Spécialiste des entreprises en mutation, Zalis fête ses vingt ans. Le moment de faire le point sur l’actualité et l’évolution du cabinet avec son président fondateur, Daniel Cohen, expert en stratégie.

Décideurs. Alors que vous vous apprêtez à fêter les vingt ans de Zalis, quel bilan faites-vous du chemin parcouru ?

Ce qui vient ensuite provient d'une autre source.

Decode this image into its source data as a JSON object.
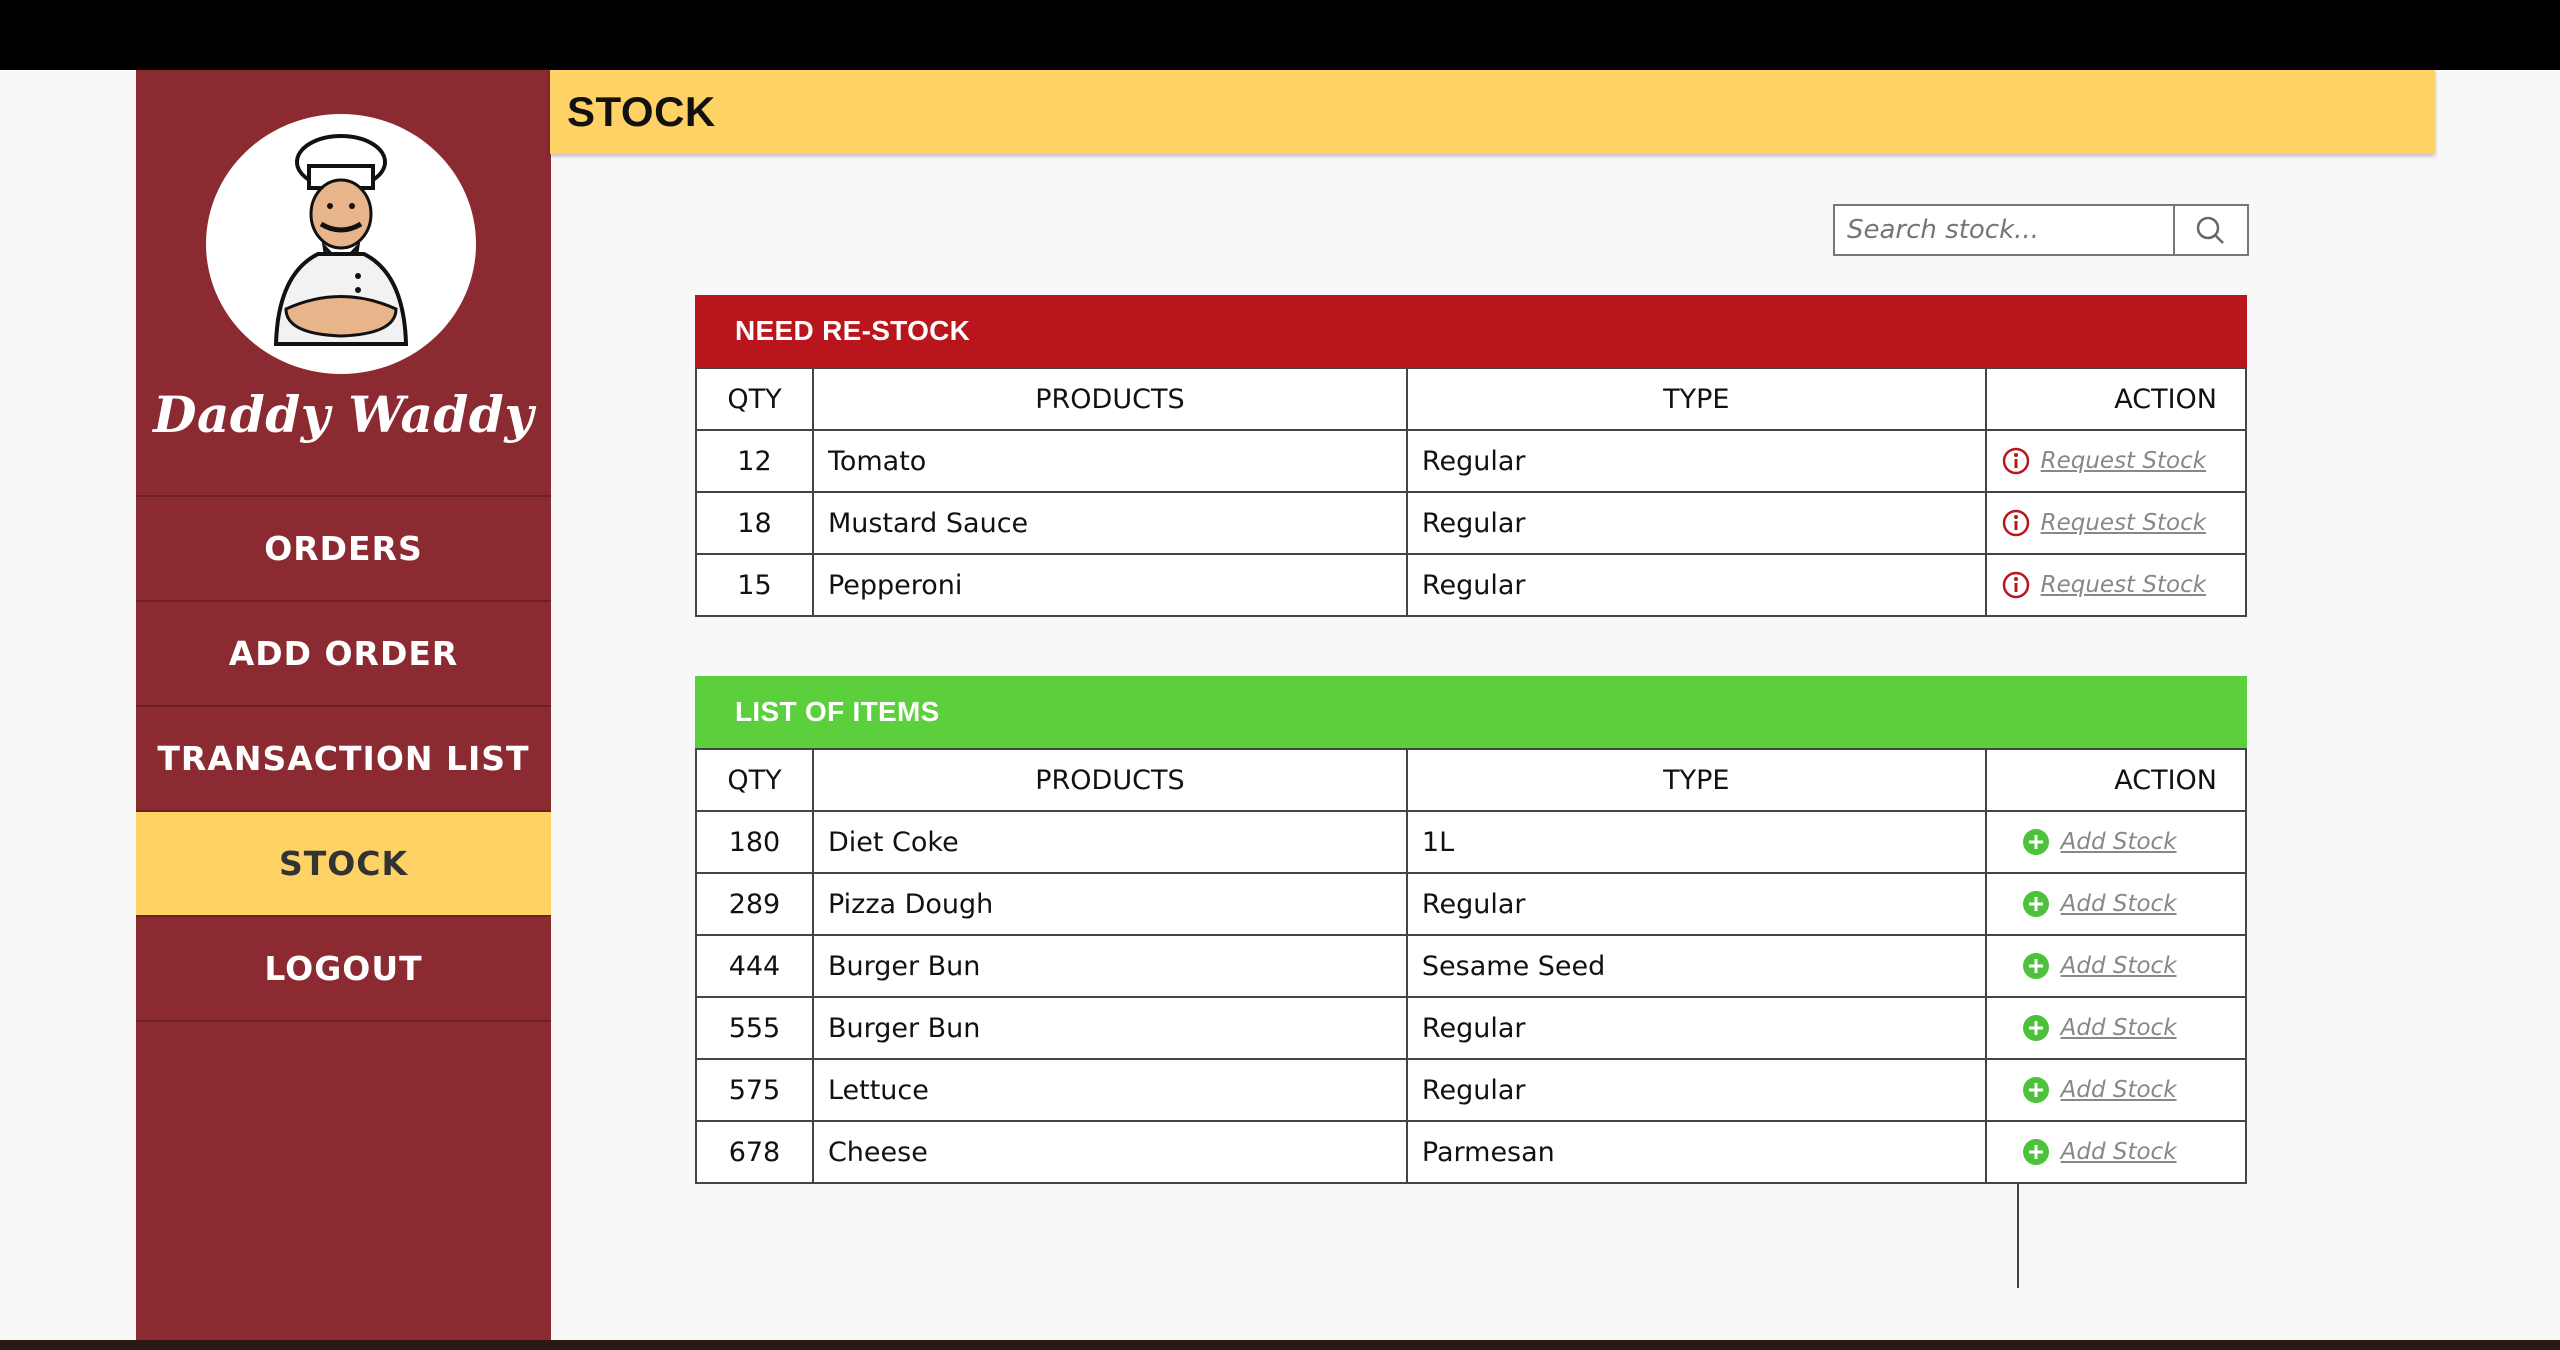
{
  "brand": {
    "name": "Daddy Waddy"
  },
  "nav": {
    "items": [
      {
        "label": "ORDERS",
        "active": false
      },
      {
        "label": "ADD ORDER",
        "active": false
      },
      {
        "label": "TRANSACTION LIST",
        "active": false
      },
      {
        "label": "STOCK",
        "active": true
      },
      {
        "label": "LOGOUT",
        "active": false
      }
    ]
  },
  "header": {
    "title": "STOCK"
  },
  "search": {
    "placeholder": "Search stock...",
    "icon": "search-icon"
  },
  "restock": {
    "title": "NEED RE-STOCK",
    "color": "#b8161c",
    "columns": {
      "qty": "QTY",
      "products": "PRODUCTS",
      "type": "TYPE",
      "action": "ACTION"
    },
    "rows": [
      {
        "qty": "12",
        "product": "Tomato",
        "type": "Regular",
        "action": "Request Stock"
      },
      {
        "qty": "18",
        "product": "Mustard Sauce",
        "type": "Regular",
        "action": "Request Stock"
      },
      {
        "qty": "15",
        "product": "Pepperoni",
        "type": "Regular",
        "action": "Request Stock"
      }
    ]
  },
  "items": {
    "title": "LIST OF ITEMS",
    "color": "#5ccf3c",
    "columns": {
      "qty": "QTY",
      "products": "PRODUCTS",
      "type": "TYPE",
      "action": "ACTION"
    },
    "rows": [
      {
        "qty": "180",
        "product": "Diet Coke",
        "type": "1L",
        "action": "Add Stock"
      },
      {
        "qty": "289",
        "product": "Pizza Dough",
        "type": "Regular",
        "action": "Add Stock"
      },
      {
        "qty": "444",
        "product": "Burger Bun",
        "type": "Sesame Seed",
        "action": "Add Stock"
      },
      {
        "qty": "555",
        "product": "Burger Bun",
        "type": "Regular",
        "action": "Add Stock"
      },
      {
        "qty": "575",
        "product": "Lettuce",
        "type": "Regular",
        "action": "Add Stock"
      },
      {
        "qty": "678",
        "product": "Cheese",
        "type": "Parmesan",
        "action": "Add Stock"
      }
    ]
  },
  "colors": {
    "sidebar": "#8b2a31",
    "accent": "#ffd265"
  }
}
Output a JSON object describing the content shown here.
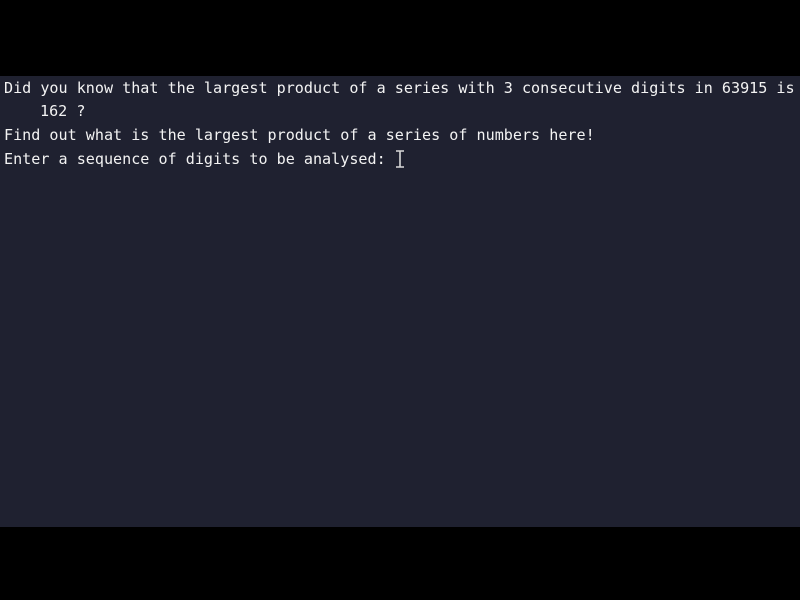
{
  "terminal": {
    "lines": {
      "fact_line_1": "Did you know that the largest product of a series with 3 consecutive digits in 63915 is",
      "fact_line_2": "162 ?",
      "intro": "Find out what is the largest product of a series of numbers here!",
      "prompt": "Enter a sequence of digits to be analysed: "
    },
    "input_value": "",
    "cursor_icon": "text-cursor-icon",
    "colors": {
      "background": "#1f2130",
      "text": "#f3f3f3",
      "letterbox": "#000000"
    }
  }
}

Daniel Cohen. Cet anniversaire nous a amené à revenir sur toutes les missions que nous avons effectuées depuis notre création. Nous avons alors réalisé qu’elles nous avaient permis de sauver près de 1 000 emplois par an, soit, à ce jour, un total d’environ 20 000 emplois sauvegardés. Un chiffre marquant qui rappelle le sens de notre engagement. Au-delà, autour de 9 clients sur 10 que nous avons accompagnés et qui auraient pu disparaître existent encore aujourd’hui. Dans un secteur qui se concentre sur les entreprises en difficulté, c’est un taux de réussite dont on peut se féliciter. Ainsi, il y a douze ans, nous sommes intervenus auprès du groupe Casino Partouche qui rencontrait de très grandes difficultés. Désormais désendetté, nous les assistons toujours mais dans une croissance exponentielle. Autre illustration avec le groupe Altis Semiconductor, devenu X-Fab qui a également failli disparaître et qui livre aujourd’hui des semi-conducteurs à l’automobile. Dans ce secteur sous-capacitaire, la société est en forte croissance. Enfin, nous avons participé à la cession de Latécoère à Apollo Management, ce qui a permis au groupe structurellement déficitaire de retrouver sa position sur le marché. Ces quelques modèles, parmi d’autres, sont une source de grandes satisfactions pour notre équipe.

Quelle est votre approche du métier ? Et votre recette miracle pour soutenir une entreprise en difficulté ?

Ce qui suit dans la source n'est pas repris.